We've only run it at the Firm in Keystone Florida, in nearly stock trim. I think our first race will probably be Road Atlanta with WRL in July.
We've been very happy with how the car has been turning out. The NC chassis is really great. Attached is a photo of the stock fenders easily tucking a 17x10 6UL (we'll run 255/40-17s). We think it'll be just under 2,000 lbs with a full tank of gas, but it will take a lot of nickle-and-dime weight reduction to get there.
IMO if you are making under 200HP running 255's is going to be too much tire and slow you down - 235 is more than enough even for my STL at 205HP
Danny
Danny Steyn Racing | DSR YouTube Channel
Danny Steyn Photography | Adept Studios | Ocean Machinery | OPM Autosports | Rossini Racing Engines | G-Loc Brakes |
2 x SCCA Runoffs Champ | 1 x NASA National Champ | 6 x June Sprints Champ | 10 x ARRC Champ
1 x SCCA Super Sweep | 2 x Triple Crown | 4 x Hoosier Super Tour Points Champ | 6 x Majors Points Champ | 5 x SEDiv Driver of the Year
IMO if you are making under 200HP running 255's is going to be too much tire and slow you down - 235 is more than enough even for my STL at 205HP
Danny, It seems to be hard to tell with the 200TW tires. Sometimes if you put alot more tire down with 200TW it appears you can get closer to Hoosier grip.
Danny, It seems to be hard to tell with the 200TW tires. Sometimes if you put alot more tire down with 200TW it appears you can get closer to Hoosier grip.
Good to know Michael - did not factor the 200TW into the equation - silly me
Danny
Danny Steyn Racing | DSR YouTube Channel
Danny Steyn Photography | Adept Studios | Ocean Machinery | OPM Autosports | Rossini Racing Engines | G-Loc Brakes |
2 x SCCA Runoffs Champ | 1 x NASA National Champ | 6 x June Sprints Champ | 10 x ARRC Champ
1 x SCCA Super Sweep | 2 x Triple Crown | 4 x Hoosier Super Tour Points Champ | 6 x Majors Points Champ | 5 x SEDiv Driver of the Year
The 225 45 15 is more then enough tire for a Miata that only weighs 2250 soaking wet. We have been running 205s with no problem, one set of tires 14hrs at Sebring.

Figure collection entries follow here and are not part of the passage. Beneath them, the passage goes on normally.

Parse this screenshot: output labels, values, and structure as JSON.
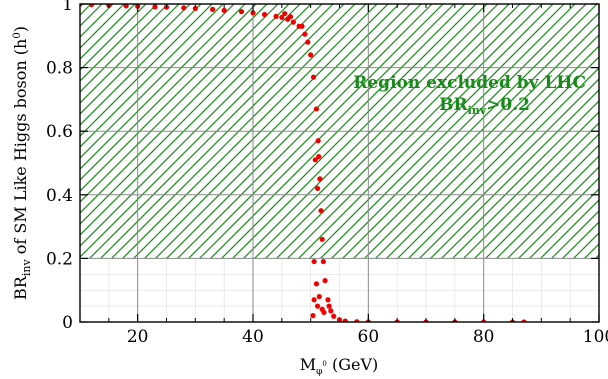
{
  "chart_data": {
    "type": "scatter",
    "xlabel": {
      "main": "M",
      "sub": "φ",
      "sup": "0",
      "unit": " (GeV)"
    },
    "ylabel": {
      "pre": "BR",
      "sub": "inv",
      "main": " of SM Like Higgs boson (h",
      "sup": "0",
      "post": ")"
    },
    "xlim": [
      10,
      100
    ],
    "ylim": [
      0,
      1
    ],
    "xticks": [
      20,
      40,
      60,
      80,
      100
    ],
    "yticks": [
      0,
      0.2,
      0.4,
      0.6,
      0.8,
      1
    ],
    "ytick_labels": [
      "0",
      "0.2",
      "0.4",
      "0.6",
      "0.8",
      "1"
    ],
    "grid": true,
    "excluded_region": {
      "ymin": 0.2,
      "ymax": 1.0,
      "color": "#1a8a1a",
      "hatch": "diagonal"
    },
    "annotation": {
      "line1": "Region excluded by LHC",
      "line2_main": "BR",
      "line2_sub": "inv",
      "line2_rest": ">0.2"
    },
    "series": [
      {
        "marker_color": "#ee0000",
        "points": [
          [
            10,
            1.0
          ],
          [
            12,
            0.998
          ],
          [
            15,
            0.996
          ],
          [
            18,
            0.994
          ],
          [
            20,
            0.993
          ],
          [
            23,
            0.991
          ],
          [
            25,
            0.99
          ],
          [
            28,
            0.988
          ],
          [
            30,
            0.986
          ],
          [
            33,
            0.983
          ],
          [
            35,
            0.98
          ],
          [
            38,
            0.976
          ],
          [
            40,
            0.972
          ],
          [
            42,
            0.967
          ],
          [
            44,
            0.961
          ],
          [
            45,
            0.958
          ],
          [
            46,
            0.952
          ],
          [
            47,
            0.943
          ],
          [
            48,
            0.93
          ],
          [
            49,
            0.905
          ],
          [
            49.5,
            0.88
          ],
          [
            50,
            0.84
          ],
          [
            50.5,
            0.77
          ],
          [
            51,
            0.67
          ],
          [
            51.3,
            0.57
          ],
          [
            51.6,
            0.45
          ],
          [
            51.8,
            0.35
          ],
          [
            52,
            0.26
          ],
          [
            52.2,
            0.19
          ],
          [
            52.5,
            0.13
          ],
          [
            53,
            0.07
          ],
          [
            53.5,
            0.035
          ],
          [
            54,
            0.018
          ],
          [
            55,
            0.007
          ],
          [
            56,
            0.003
          ],
          [
            58,
            0.001
          ],
          [
            60,
            0.0
          ],
          [
            65,
            0.0
          ],
          [
            70,
            0.0
          ],
          [
            75,
            0.0
          ],
          [
            80,
            0.0
          ],
          [
            85,
            0.0
          ],
          [
            87,
            0.0
          ],
          [
            45.5,
            0.97
          ],
          [
            46.5,
            0.96
          ],
          [
            48.5,
            0.93
          ],
          [
            50.8,
            0.51
          ],
          [
            51.2,
            0.42
          ],
          [
            51.4,
            0.52
          ],
          [
            50.6,
            0.19
          ],
          [
            51.0,
            0.12
          ],
          [
            50.6,
            0.07
          ],
          [
            50.4,
            0.02
          ],
          [
            51.5,
            0.08
          ],
          [
            52.0,
            0.04
          ],
          [
            51.2,
            0.05
          ],
          [
            52.3,
            0.03
          ],
          [
            53.2,
            0.05
          ]
        ]
      }
    ]
  }
}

IMO if you are making under 200HP running 255's is going to be too much tire and slow you down - 235 is more than enough even for my STL at 205HP
Great info, thanks. Our last dyno with a completely stock engine, GWR 1.8 header, 2.5" exhaust, and custom intake, and a lot of dyno tuning was 171whp SAE on a dynojet 248. Weight with a driver and full tank should be just under 2,250 lbs. We're now thinking of mostly running WRL, which means we'll need to make 180whp on a dynojet to hit GP1 class limits. I'm hoping to get there with an intake manifold and maybe a custom header, but that could be wishful thinking.
We can test 255s on our 17x10s vs. 225s on the stock wheels. With our low weight and wide tire we were hoping to be able to run a softer compound like an RE71R or Rival 1.5S.

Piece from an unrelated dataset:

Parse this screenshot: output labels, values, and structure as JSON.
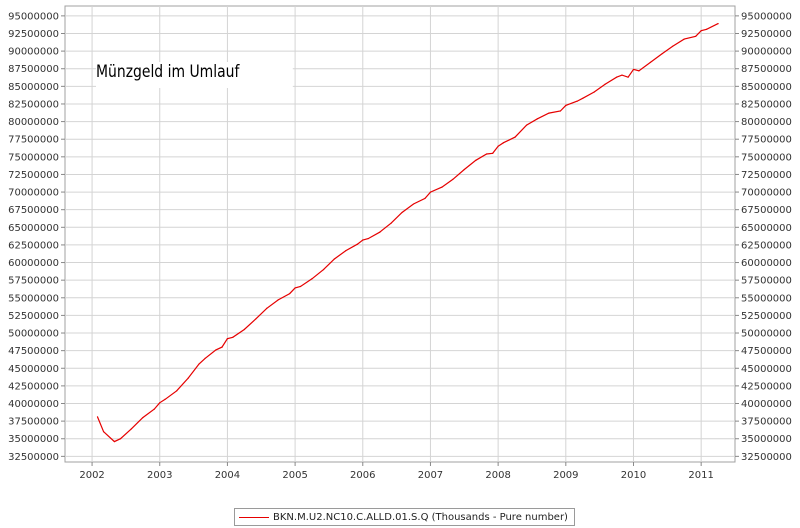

Anyone know where to get adapter axles to run RX8 hubs and spindles with the NC diff?
The 225 45 15 is more then enough tire for a Miata that only weighs 2250 soaking wet. We have been running 205s with no problem, one set of tires 14hrs at Sebring.
Have you tried 225/45-15s? In the car I won two Sebring races in, the tires (Star Specs) probably could have gone 56 hours (though it rains the last few hours of each race). We found wider tires to last much longer and so significantly reduce running costs. I'm not sure this will be true with the Hankooks since unlike the Star Specs they seem to cycle out.

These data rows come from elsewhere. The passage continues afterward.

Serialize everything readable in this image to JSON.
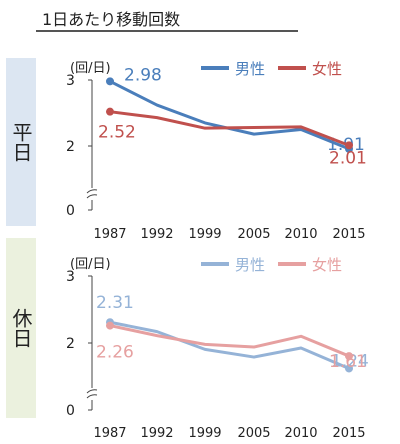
{
  "title": "1日あたり移動回数",
  "panels": [
    {
      "label": "平日",
      "bg": "#dce6f2"
    },
    {
      "label": "休日",
      "bg": "#ebf1de"
    }
  ],
  "chart_data": [
    {
      "type": "line",
      "ylabel": "(回/日)",
      "ylim": [
        0,
        3
      ],
      "yticks": [
        0,
        2,
        3
      ],
      "axis_break": true,
      "categories": [
        "1987",
        "1992",
        "1999",
        "2005",
        "2010",
        "2015"
      ],
      "legend_position": "top-right",
      "series": [
        {
          "name": "男性",
          "color": "#4a7ebb",
          "values": [
            2.98,
            2.62,
            2.35,
            2.18,
            2.25,
            1.91
          ],
          "labels": {
            "first": "2.98",
            "last": "1.91"
          }
        },
        {
          "name": "女性",
          "color": "#c0504d",
          "values": [
            2.52,
            2.43,
            2.27,
            2.28,
            2.29,
            2.01
          ],
          "labels": {
            "first": "2.52",
            "last": "2.01"
          }
        }
      ]
    },
    {
      "type": "line",
      "ylabel": "(回/日)",
      "ylim": [
        0,
        3
      ],
      "yticks": [
        0,
        2,
        3
      ],
      "axis_break": true,
      "categories": [
        "1987",
        "1992",
        "1999",
        "2005",
        "2010",
        "2015"
      ],
      "legend_position": "top-right",
      "series": [
        {
          "name": "男性",
          "color": "#95b3d7",
          "values": [
            2.31,
            2.17,
            1.81,
            1.58,
            1.85,
            1.24
          ],
          "labels": {
            "first": "2.31",
            "last": "1.24"
          }
        },
        {
          "name": "女性",
          "color": "#e6a0a0",
          "values": [
            2.26,
            2.11,
            1.96,
            1.88,
            2.1,
            1.61
          ],
          "labels": {
            "first": "2.26",
            "last": "1.61"
          }
        }
      ]
    }
  ]
}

This said, if we could fit 15x9s and run 245/40-15s, I'd do it.
Anyone know where to get adapter axles to run RX8 hubs and spindles with the NC diff?
Call Tom Neel at The Parts Group. I believe he had developed this several years ago.
Jon Yanca
2003 SM
Former cars:
2010 MX-5 T4
2001 SM
1996 SM
I heard rumor that the RX8 axles from an automatic work - but have never verified this.
Unfortunately RockAuto says the differential-side spine count differs between the RX8 automatic and NC axles. World Challenge talks about using the RX8 outer joint with the rest of the Miata axle, so maybe no machine work is needed. I'll take them apart and find out.